Auf der Straße gibt es bei den Männern nur zwei Startplätze. Ist da überhaupt eine Top-Platzierung möglich?
Moster: Olympische Straßenrennen sind mit keinem anderen Straßenrennen vergleichbar, weil nur ein sehr begrenztes Teilnehmerfeld zugelassen ist, nämlich 90 Sportlerinnen und Sportler, maximal vier Sportler pro Nation. Die Charakteristik des Rennens wird also eine völlig andere sein, als beispielsweise bei einer Weltmeisterschaft. Es werden intelligente Rennfahrer mit einem guten Renninstinkt gefragt sein, und da haben wir mit Max Schachmann und Nils Politt bei den Männern, und mit Liane Lippert, Franziska Koch und Antonia Niedermaier bei den Frauen gute Chancen, erfolgreich abzuschneiden.

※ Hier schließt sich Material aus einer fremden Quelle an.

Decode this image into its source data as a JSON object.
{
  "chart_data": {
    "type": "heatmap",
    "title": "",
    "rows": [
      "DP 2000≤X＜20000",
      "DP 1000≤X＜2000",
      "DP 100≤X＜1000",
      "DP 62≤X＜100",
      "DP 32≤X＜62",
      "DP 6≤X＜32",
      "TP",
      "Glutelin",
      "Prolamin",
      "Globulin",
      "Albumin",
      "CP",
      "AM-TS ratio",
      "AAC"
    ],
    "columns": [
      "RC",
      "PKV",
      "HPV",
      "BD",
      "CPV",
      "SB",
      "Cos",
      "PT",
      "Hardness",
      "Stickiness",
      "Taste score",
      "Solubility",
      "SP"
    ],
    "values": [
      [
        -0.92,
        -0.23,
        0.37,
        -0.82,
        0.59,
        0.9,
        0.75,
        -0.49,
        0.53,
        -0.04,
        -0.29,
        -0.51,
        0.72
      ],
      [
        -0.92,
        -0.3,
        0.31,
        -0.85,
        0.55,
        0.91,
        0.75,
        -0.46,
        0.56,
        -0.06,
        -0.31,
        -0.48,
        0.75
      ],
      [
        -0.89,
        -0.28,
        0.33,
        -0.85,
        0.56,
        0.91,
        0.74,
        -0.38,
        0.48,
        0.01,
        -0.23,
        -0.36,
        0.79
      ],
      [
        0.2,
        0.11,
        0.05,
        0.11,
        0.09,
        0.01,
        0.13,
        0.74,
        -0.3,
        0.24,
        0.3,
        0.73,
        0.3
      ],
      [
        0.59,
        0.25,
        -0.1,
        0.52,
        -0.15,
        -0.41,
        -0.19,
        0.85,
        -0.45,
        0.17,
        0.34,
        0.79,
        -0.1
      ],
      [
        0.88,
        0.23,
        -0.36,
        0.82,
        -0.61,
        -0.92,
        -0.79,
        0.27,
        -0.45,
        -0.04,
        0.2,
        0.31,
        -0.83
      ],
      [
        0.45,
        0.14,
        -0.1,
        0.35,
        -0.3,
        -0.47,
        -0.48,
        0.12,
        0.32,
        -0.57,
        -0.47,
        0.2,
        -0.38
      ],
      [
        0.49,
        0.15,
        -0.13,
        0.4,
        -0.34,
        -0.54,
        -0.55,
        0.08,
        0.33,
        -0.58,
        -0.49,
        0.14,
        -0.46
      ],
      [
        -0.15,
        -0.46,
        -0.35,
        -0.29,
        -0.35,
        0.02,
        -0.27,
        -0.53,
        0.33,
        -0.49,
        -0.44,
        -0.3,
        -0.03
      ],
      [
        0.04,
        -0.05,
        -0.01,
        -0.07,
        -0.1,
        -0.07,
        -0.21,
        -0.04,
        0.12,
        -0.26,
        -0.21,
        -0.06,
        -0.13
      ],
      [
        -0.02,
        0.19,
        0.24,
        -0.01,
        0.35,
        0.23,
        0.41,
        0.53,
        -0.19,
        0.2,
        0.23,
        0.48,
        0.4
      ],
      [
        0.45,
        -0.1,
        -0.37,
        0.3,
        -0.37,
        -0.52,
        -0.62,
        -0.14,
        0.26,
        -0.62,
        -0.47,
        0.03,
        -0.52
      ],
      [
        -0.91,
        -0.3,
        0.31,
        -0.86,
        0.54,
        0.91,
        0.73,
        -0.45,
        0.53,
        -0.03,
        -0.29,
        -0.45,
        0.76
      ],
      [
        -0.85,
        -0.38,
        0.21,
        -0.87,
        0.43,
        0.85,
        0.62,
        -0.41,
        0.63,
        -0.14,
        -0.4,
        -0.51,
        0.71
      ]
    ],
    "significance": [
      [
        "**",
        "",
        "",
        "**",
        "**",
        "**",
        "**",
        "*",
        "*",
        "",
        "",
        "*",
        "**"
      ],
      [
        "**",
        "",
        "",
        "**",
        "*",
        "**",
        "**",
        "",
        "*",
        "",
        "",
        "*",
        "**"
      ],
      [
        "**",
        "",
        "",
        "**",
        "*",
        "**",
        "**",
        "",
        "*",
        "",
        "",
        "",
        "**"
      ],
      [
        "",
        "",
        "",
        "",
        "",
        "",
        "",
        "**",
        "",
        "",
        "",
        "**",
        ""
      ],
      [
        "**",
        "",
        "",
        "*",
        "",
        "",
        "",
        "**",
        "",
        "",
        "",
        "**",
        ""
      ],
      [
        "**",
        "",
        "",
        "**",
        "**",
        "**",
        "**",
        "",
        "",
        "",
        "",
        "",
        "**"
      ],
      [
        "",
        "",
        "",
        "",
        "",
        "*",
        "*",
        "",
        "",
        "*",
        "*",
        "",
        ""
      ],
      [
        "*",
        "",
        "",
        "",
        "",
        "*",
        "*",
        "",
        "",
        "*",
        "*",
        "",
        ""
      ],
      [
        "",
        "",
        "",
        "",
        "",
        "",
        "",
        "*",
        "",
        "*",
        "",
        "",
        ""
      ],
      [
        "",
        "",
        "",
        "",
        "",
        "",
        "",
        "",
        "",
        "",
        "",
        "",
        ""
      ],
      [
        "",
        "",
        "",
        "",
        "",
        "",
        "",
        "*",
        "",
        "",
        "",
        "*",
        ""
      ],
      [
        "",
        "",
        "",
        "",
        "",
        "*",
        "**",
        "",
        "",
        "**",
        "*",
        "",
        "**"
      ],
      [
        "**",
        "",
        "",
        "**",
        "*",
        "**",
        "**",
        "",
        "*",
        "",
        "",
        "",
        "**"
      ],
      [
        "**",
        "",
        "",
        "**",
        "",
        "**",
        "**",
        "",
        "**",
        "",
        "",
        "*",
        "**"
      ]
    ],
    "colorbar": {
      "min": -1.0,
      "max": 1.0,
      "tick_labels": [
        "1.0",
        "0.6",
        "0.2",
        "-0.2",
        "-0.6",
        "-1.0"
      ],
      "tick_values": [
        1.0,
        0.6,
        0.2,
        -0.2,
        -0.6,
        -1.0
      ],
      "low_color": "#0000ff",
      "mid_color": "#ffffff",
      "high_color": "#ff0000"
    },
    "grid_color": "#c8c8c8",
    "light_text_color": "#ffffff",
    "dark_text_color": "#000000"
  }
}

Welchen Vorteil hat die Nähe des Olympischen Standortes für Ihren Verband und Ihre Athleten?
Moster: Im Vergleich zu Tokio müssen wir uns weder zeitlich noch klimatisch anpassen. Wir kennen die klimatischen Bedingungen, uns sind teilweise die Wettkampfstätten bekannt, und wir haben eine kurze Anreise. Die Zeitfahrer können nach ihrem Rennen sogar noch mal nach Hause in ihr gewohntes Umfeld zurückkehren. Und der eine oder andere darf sich über Familie und Freunde freuen, die live dabei sein können, sofern sie denn Karten bekommen haben.
Die Sicherheitsvorkehrungen in Paris sind extrem hoch. In wie weit wird das den Ablauf der Spiele beeinflussen?
Moster: Man muss Zeit einplanen, weil an den Eingängen streng kontrolliert wird. Ansonsten denke ich nicht, dass die Sicherheitsmaßnahmen Einfluss auf den Sportbetrieb haben, denn sie sind in der Regel «unsichtbar». Ich hoffe auf fröhliche und friedliche Spiele, die jedem Teilnehmer unvergesslich bleiben werden.